In US, mourners filed for hours for farewell to black man who died in custody of Baltimore police

April 27, 2015 2:14 pm

 

Demonstrators protest in the streets as they march for Freddie Gray to Baltimore’s City Hall on Saturday. Photo / AP

Mourners filed for hours Sunday past the coffin of the man who died
after sustaining serious injuries in the custody of Baltimore police,
somberly paying respects after a night of violent protests.
All
afternoon, a steady stream of people entered the funeral home for a wake
for Freddie Gray, the 25-year-old black man who died a week after an
encounter with police left him with grave spinal injuries.
Mourners
also gathered outside the funeral home, Vaughn Green East. Some held up
signs that read, “We remember Freddie” and “Our Hearts Are With The
Gray Family.”
Melissa McDonald, 36, who said she was Gray’s
cousin, wore a shirt with “Freddie Forever” printed on the back. She
described her cousin as a nonviolent person.
“He didn’t deserve to die the way he did,” she said.

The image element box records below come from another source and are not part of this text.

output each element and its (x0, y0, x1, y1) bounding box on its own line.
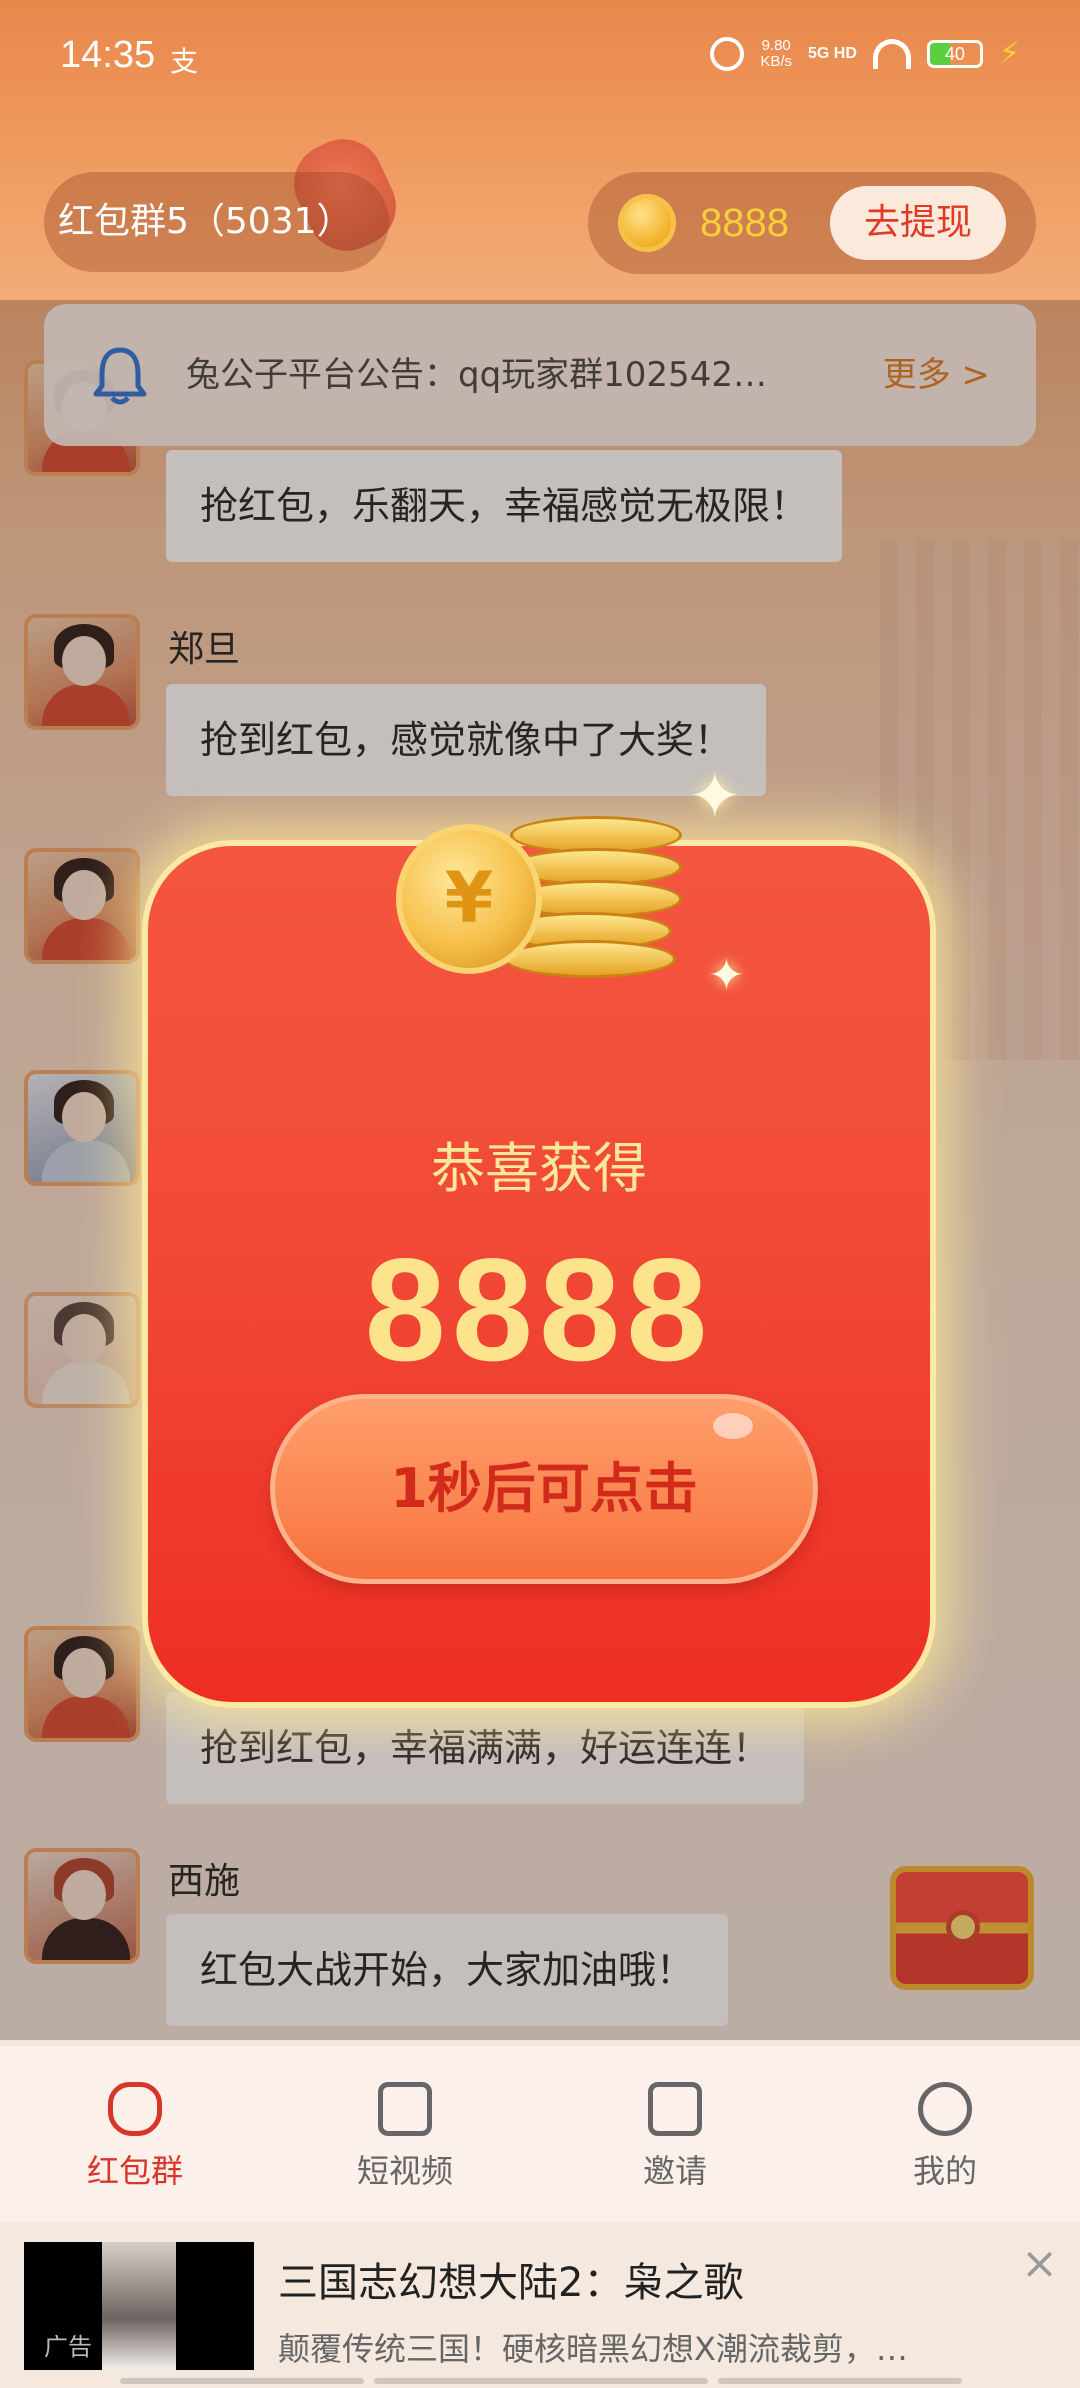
alarm-icon (710, 36, 745, 71)
button-shine (713, 1413, 753, 1439)
avatar[interactable] (24, 1070, 140, 1186)
withdraw-button[interactable]: 去提现 (830, 186, 1006, 260)
ad-thumbnail[interactable]: 广告 (24, 2242, 254, 2370)
tab-red-envelope-group[interactable]: 红包群 (0, 2046, 270, 2222)
reward-amount: 8888 (364, 1228, 714, 1391)
video-play-icon (378, 2082, 432, 2136)
announcement-more-link[interactable]: 更多 > (883, 304, 990, 446)
avatar[interactable] (24, 614, 140, 730)
net-speed-value: 9.80 (761, 36, 791, 54)
ad-progress-bar (374, 2378, 708, 2384)
charging-icon: ⚡ (998, 36, 1020, 71)
tab-profile[interactable]: 我的 (810, 2046, 1080, 2222)
wifi-icon (872, 38, 911, 69)
ad-progress-bar (120, 2378, 364, 2384)
ad-progress-bar (718, 2378, 962, 2384)
reward-title: 恭喜获得 (431, 1137, 647, 1200)
red-envelope-bag-icon (108, 2082, 162, 2136)
alipay-icon: 支 (170, 45, 199, 78)
chart-bars-icon (648, 2082, 702, 2136)
claim-countdown-label: 1秒后可点击 (390, 1457, 698, 1520)
bottom-tab-bar: 红包群 短视频 邀请 我的 (0, 2046, 1080, 2222)
avatar[interactable] (24, 1292, 140, 1408)
coin-icon (618, 194, 676, 252)
tab-invite[interactable]: 邀请 (540, 2046, 810, 2222)
ad-title[interactable]: 三国志幻想大陆2：枭之歌 (278, 2250, 743, 2308)
coin-balance: 8888 去提现 (588, 172, 1036, 274)
tab-label: 我的 (912, 2152, 977, 2190)
ad-banner[interactable]: 广告 三国志幻想大陆2：枭之歌 颠覆传统三国！硬核暗黑幻想X潮流裁剪，… × (0, 2222, 1080, 2388)
treasure-chest-icon[interactable] (890, 1866, 1034, 1990)
message-sender: 郑旦 (168, 629, 241, 670)
battery-icon: 40 (926, 39, 983, 68)
avatar[interactable] (24, 1848, 140, 1964)
message-bubble: 抢到红包，幸福满满，好运连连！ (166, 1692, 805, 1804)
status-bar: 14:35 支 9.80 KB/s 5G HD 40 ⚡ (0, 0, 1080, 118)
ad-badge: 广告 (44, 2333, 92, 2361)
avatar[interactable] (24, 848, 140, 964)
message-bubble: 抢到红包，感觉就像中了大奖！ (166, 684, 767, 796)
net-speed-unit: KB/s (760, 52, 793, 70)
status-icons: 9.80 KB/s 5G HD 40 ⚡ (710, 36, 1020, 71)
message-bubble: 抢红包，乐翻天，幸福感觉无极限！ (166, 450, 843, 562)
network-signal-icon: 5G HD (808, 44, 857, 62)
gold-coins-icon: ¥ (390, 796, 690, 986)
avatar[interactable] (24, 1626, 140, 1742)
tab-label: 红包群 (86, 2152, 183, 2190)
coin-amount: 8888 (700, 201, 789, 245)
group-name[interactable]: 红包群5（5031） (44, 172, 389, 272)
yuan-coin: ¥ (396, 824, 542, 974)
announcement-bar[interactable]: 兔公子平台公告：qq玩家群102542… 更多 > (44, 304, 1036, 446)
close-icon[interactable]: × (1021, 2238, 1058, 2289)
tab-label: 邀请 (642, 2152, 707, 2190)
bell-icon (93, 347, 147, 405)
net-speed: 9.80 KB/s (760, 36, 793, 70)
ad-description: 颠覆传统三国！硬核暗黑幻想X潮流裁剪，… (278, 2330, 908, 2368)
status-time: 14:35 (60, 34, 156, 76)
profile-icon (918, 2082, 972, 2136)
announcement-text: 兔公子平台公告：qq玩家群102542… (186, 355, 767, 395)
claim-countdown-button[interactable]: 1秒后可点击 (270, 1394, 818, 1584)
sparkle-icon: ✦ (688, 760, 742, 834)
tab-short-video[interactable]: 短视频 (270, 2046, 540, 2222)
message-sender: 西施 (168, 1861, 241, 1902)
sparkle-icon: ✦ (708, 950, 745, 1001)
message-bubble: 红包大战开始，大家加油哦！ (166, 1914, 729, 2026)
tab-label: 短视频 (356, 2152, 453, 2190)
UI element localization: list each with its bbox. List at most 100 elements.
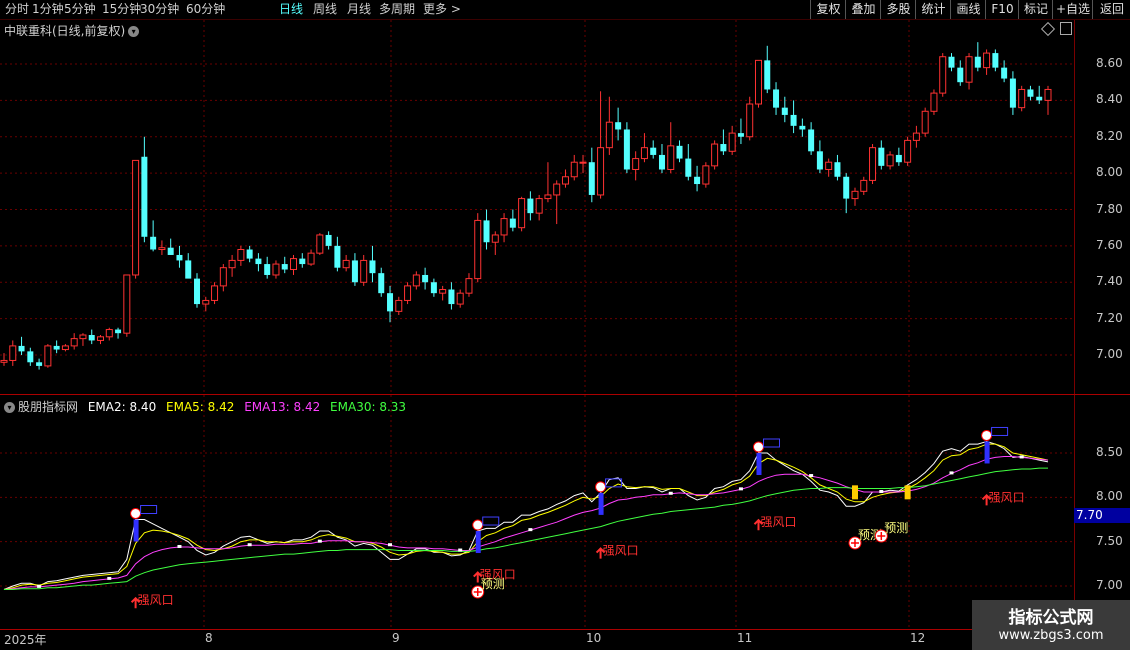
- ema30-line: [4, 467, 1048, 590]
- candle-up: [851, 190, 859, 200]
- toolbar-button-2[interactable]: 多股: [880, 0, 916, 19]
- ema-marker: [247, 543, 252, 547]
- arrow-up-icon: [981, 493, 992, 506]
- stock-title: 中联重科(日线,前复权): [4, 24, 126, 38]
- period-5[interactable]: 60分钟: [186, 2, 225, 17]
- x-tick: 9: [392, 631, 400, 645]
- candle-down: [36, 362, 43, 366]
- toolbar-button-7[interactable]: +自选: [1052, 0, 1093, 19]
- period-3[interactable]: 15分钟: [102, 2, 141, 17]
- signal-icon: [752, 441, 764, 453]
- arrow-up-icon: [595, 547, 606, 559]
- yellow-bar: [851, 485, 858, 500]
- candle-down: [1027, 89, 1034, 97]
- candle-down: [623, 129, 630, 170]
- ema-marker: [317, 539, 322, 543]
- candle-up: [404, 285, 412, 301]
- candle-up: [728, 132, 736, 152]
- candle-down: [676, 145, 683, 159]
- candle-up: [97, 336, 105, 341]
- toolbar-button-8[interactable]: 返回: [1092, 0, 1130, 19]
- candle-down: [658, 154, 665, 170]
- period-1[interactable]: 1分钟: [32, 2, 64, 17]
- watermark-title: 指标公式网: [1008, 608, 1094, 628]
- candle-up: [79, 334, 87, 340]
- period-10[interactable]: 更多 >: [423, 2, 461, 17]
- candle-up: [123, 274, 131, 334]
- period-4[interactable]: 30分钟: [140, 2, 179, 17]
- y-tick-main: 8.60: [1096, 56, 1123, 70]
- ema-marker: [949, 471, 954, 475]
- candle-up: [886, 154, 894, 167]
- candle-down: [764, 60, 771, 90]
- candle-down: [650, 147, 657, 155]
- candle-up: [202, 299, 210, 305]
- candle-down: [799, 125, 806, 130]
- candle-down: [992, 53, 999, 68]
- candle-down: [685, 158, 692, 177]
- ema2-line: [3, 440, 1049, 590]
- y-tick-indicator: 7.50: [1096, 533, 1123, 548]
- toolbar-button-0[interactable]: 复权: [810, 0, 846, 19]
- diamond-icon[interactable]: [1040, 21, 1056, 37]
- ema13-label: EMA13: 8.42: [244, 400, 321, 414]
- candle-down: [773, 89, 780, 108]
- x-tick: 2025年: [4, 633, 47, 647]
- toolbar-button-4[interactable]: 画线: [950, 0, 986, 19]
- predict-icon: [848, 536, 862, 550]
- toolbar-button-3[interactable]: 统计: [915, 0, 951, 19]
- layout-icon[interactable]: [1060, 22, 1072, 35]
- ema-marker: [879, 490, 884, 494]
- candle-down: [483, 220, 490, 243]
- y-tick-main: 7.60: [1096, 237, 1123, 252]
- candle-up: [272, 263, 280, 276]
- chart-title: 中联重科(日线,前复权) ▾: [4, 22, 140, 39]
- x-tick: 12: [910, 631, 926, 645]
- candle-up: [544, 194, 552, 200]
- candle-up: [912, 132, 920, 141]
- candle-down: [1009, 78, 1016, 108]
- candle-up: [474, 219, 482, 280]
- signal-bar: [756, 453, 762, 475]
- candle-down: [176, 254, 183, 261]
- toolbar-button-1[interactable]: 叠加: [845, 0, 881, 19]
- candle-down: [430, 282, 437, 294]
- y-tick-main: 7.40: [1096, 274, 1123, 289]
- candle-down: [264, 264, 271, 275]
- candle-down: [1036, 96, 1043, 101]
- candle-up: [640, 147, 648, 160]
- toolbar-button-6[interactable]: 标记: [1018, 0, 1053, 19]
- signal-icon: [130, 508, 142, 519]
- candle-up: [561, 176, 569, 185]
- period-6[interactable]: 日线: [279, 2, 303, 17]
- period-2[interactable]: 5分钟: [64, 2, 96, 17]
- candle-up: [597, 147, 605, 196]
- candle-up: [316, 234, 324, 254]
- predict-label: 预测: [481, 577, 505, 591]
- candle-down: [588, 162, 595, 195]
- candle-down: [843, 176, 850, 199]
- arrow-up-icon: [753, 518, 764, 531]
- toolbar-button-5[interactable]: F10: [985, 0, 1019, 19]
- candle-down: [194, 278, 201, 305]
- ema-marker: [458, 548, 463, 552]
- chevron-down-icon[interactable]: ▾: [128, 26, 140, 37]
- candle-up: [395, 299, 403, 312]
- candle-up: [70, 338, 78, 347]
- candle-up: [579, 161, 587, 164]
- signal-icon: [595, 481, 607, 493]
- candle-down: [185, 260, 192, 279]
- chevron-down-icon[interactable]: ▾: [4, 402, 15, 413]
- candle-down: [281, 264, 288, 270]
- predict-icon: [471, 585, 485, 599]
- period-9[interactable]: 多周期: [379, 2, 415, 17]
- candle-down: [808, 129, 815, 152]
- period-7[interactable]: 周线: [313, 2, 337, 17]
- period-8[interactable]: 月线: [347, 2, 371, 17]
- period-0[interactable]: 分时: [5, 2, 29, 17]
- arrow-up-icon: [130, 596, 141, 609]
- candle-down: [781, 107, 788, 115]
- candle-up: [44, 345, 52, 367]
- candle-up: [456, 292, 464, 305]
- watermark: 指标公式网 www.zbgs3.com: [972, 600, 1130, 650]
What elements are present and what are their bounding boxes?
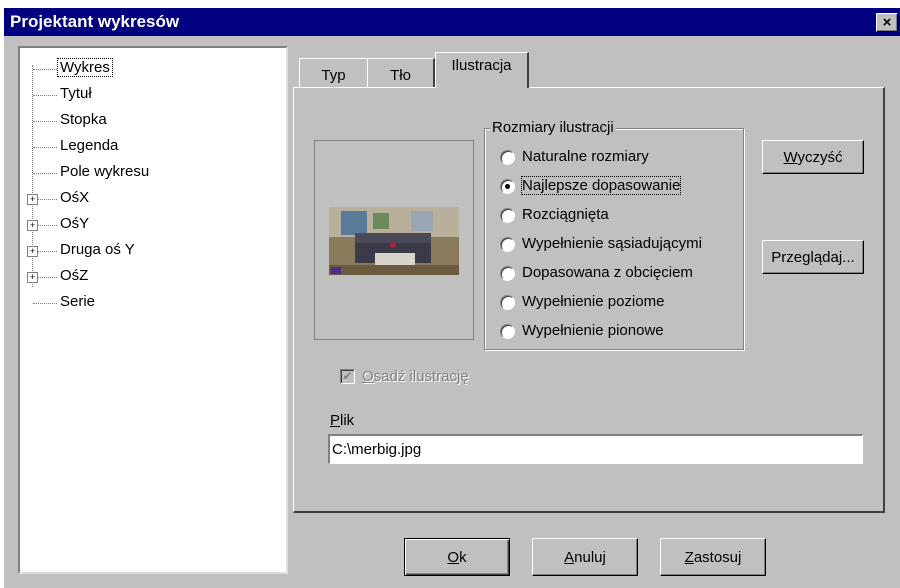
window-title: Projektant wykresów xyxy=(10,12,180,31)
radio-circle-icon[interactable] xyxy=(500,295,515,310)
plus-box-icon[interactable]: + xyxy=(27,220,38,231)
tab-typ[interactable]: Typ xyxy=(299,58,369,88)
plus-box-icon[interactable]: + xyxy=(27,272,38,283)
tab-tlo[interactable]: Tło xyxy=(367,58,435,88)
tree-item-label: Legenda xyxy=(60,137,119,154)
close-icon[interactable]: × xyxy=(876,13,898,32)
tab-ilustracja[interactable]: Ilustracja xyxy=(435,52,529,88)
file-path-input[interactable] xyxy=(328,434,863,464)
size-option-label: Rozciągnięta xyxy=(522,206,609,223)
clear-button[interactable]: Wyczyść xyxy=(762,140,864,174)
size-option-label: Najlepsze dopasowanie xyxy=(520,176,682,195)
file-label: Plik xyxy=(330,412,355,429)
tree-connector xyxy=(33,69,57,70)
tree-item-label: Wykres xyxy=(57,58,113,77)
size-option-label: Wypełnienie pionowe xyxy=(522,322,664,339)
apply-button[interactable]: Zastosuj xyxy=(660,538,766,576)
radio-circle-icon[interactable] xyxy=(500,208,515,223)
image-thumbnail xyxy=(329,207,459,275)
radio-circle-icon[interactable] xyxy=(500,150,515,165)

Several mourners like Tina Covington, 46, said they didn’t
know the family but came to express their condolences. Covington said
she has a 27-year-old son.
“It hits home. It really does. It’s a
reality check,” said Covington, adding “there is something going on in
the police department that needs to change.”
Gray’s funeral is planned for Monday.
In
Washington, the White House said the head of President Barack Obama’s
initiative for young men of color would attend. Broderick Johnson,
chairman of the My Brother’s Keeper Task Force and a Baltimore native,
is to represent the administration accompanied by two other officials,
the White House said in a statement.
At a church service earlier
Sunday, Pastor Jamal Bryant told churchgoers, including members of
Gray’s family, at Empowerment Temple AME Church that “somebody is going
to have to pay” for Gray’s death.
Bryant told churchgoers that if
“you’re black in America your life is always under threat.” Bryant also
talked about violence that erupted Saturday night during what began as a
peaceful demonstration attended by more than a thousand people.
Some 34 people were arrested, according to Baltimore Police Department, and six police officers sustained minor injuries.
Baltimore Mayor Stephanie Rawlings-Blake held a conference Sunday evening and called on protesters to be peaceful.
“At
the end of the day we are one Baltimore. We need to support peaceful
demonstration and continue to enforce in our communities that rioting,
violence, and looting will not be tolerated in our city,” the mayor
said. “Together we can be one Baltimore and seek answers as we seek
justice and as we seek peace.”
Rep. Elijah Cummings, a long-time
congressman representing Baltimore’s 7th District, joined the mayor and
others at the news conference. He said that “protest is indeed healthy”
but he implored people to “be respectful.”
Earlier Sunday, J.M.
Giordano — a photo editor at Baltimore’s City Paper — said Baltimore
police beat him as he covered one of the protests in west Baltimore. A
video posted to the newspaper’s website Sunday shows at least two police
officers in riot gear hitting and kicking Giordano as the person
filming screams, “He’s a photographer! He’s press!”
Sait Serkan
Gurbuz, a photographer with Reuters, said police detained him as he was
shooting photographs of the scuffle. He declined to comment further. A
statement from Reuters said police also cited Gurbuz for failure to obey
orders.
“We hope that the department will dismiss the citation
and, going forward, respect the First Amendment right of the press to
lawfully take images in the public interest,” Reuters said.
Roughly
1,200 protesters gathered at City Hall on Saturday afternoon, officials
said, to protest Gray’s death, which has prompted near-daily
demonstrations since he died April 19. Gray was arrested one week before
that when officers chased him through a West Baltimore neighborhood and
dragged him into a police van.
However, a smaller group
splintered off and looted a convenience store and smashed storefront
windows. A protester tossed a flaming metal garbage can toward police
officers in riot gear trying to push back the crowd. Earlier, a group of
protesters smashed windows of at least three police cars.
Police
acknowledged Friday that Gray should have received medical attention at
the spot where he was arrested — before he was put inside a police
transport van handcuffed and without a seat belt, a violation of the
Police Department’s policy.
Gray was arrested after he made eye
contact with officers and ran away, police said. Officers held him down,
handcuffed him and loaded him into the van. While inside, he became
irate and leg cuffs were put on him, police have said.
Gray asked
for medical help several times, beginning before he was placed in the
van. After a 30-minute ride that included three stops, paramedics were
called.
Authorities have not explained how or when Gray’s spine was injured.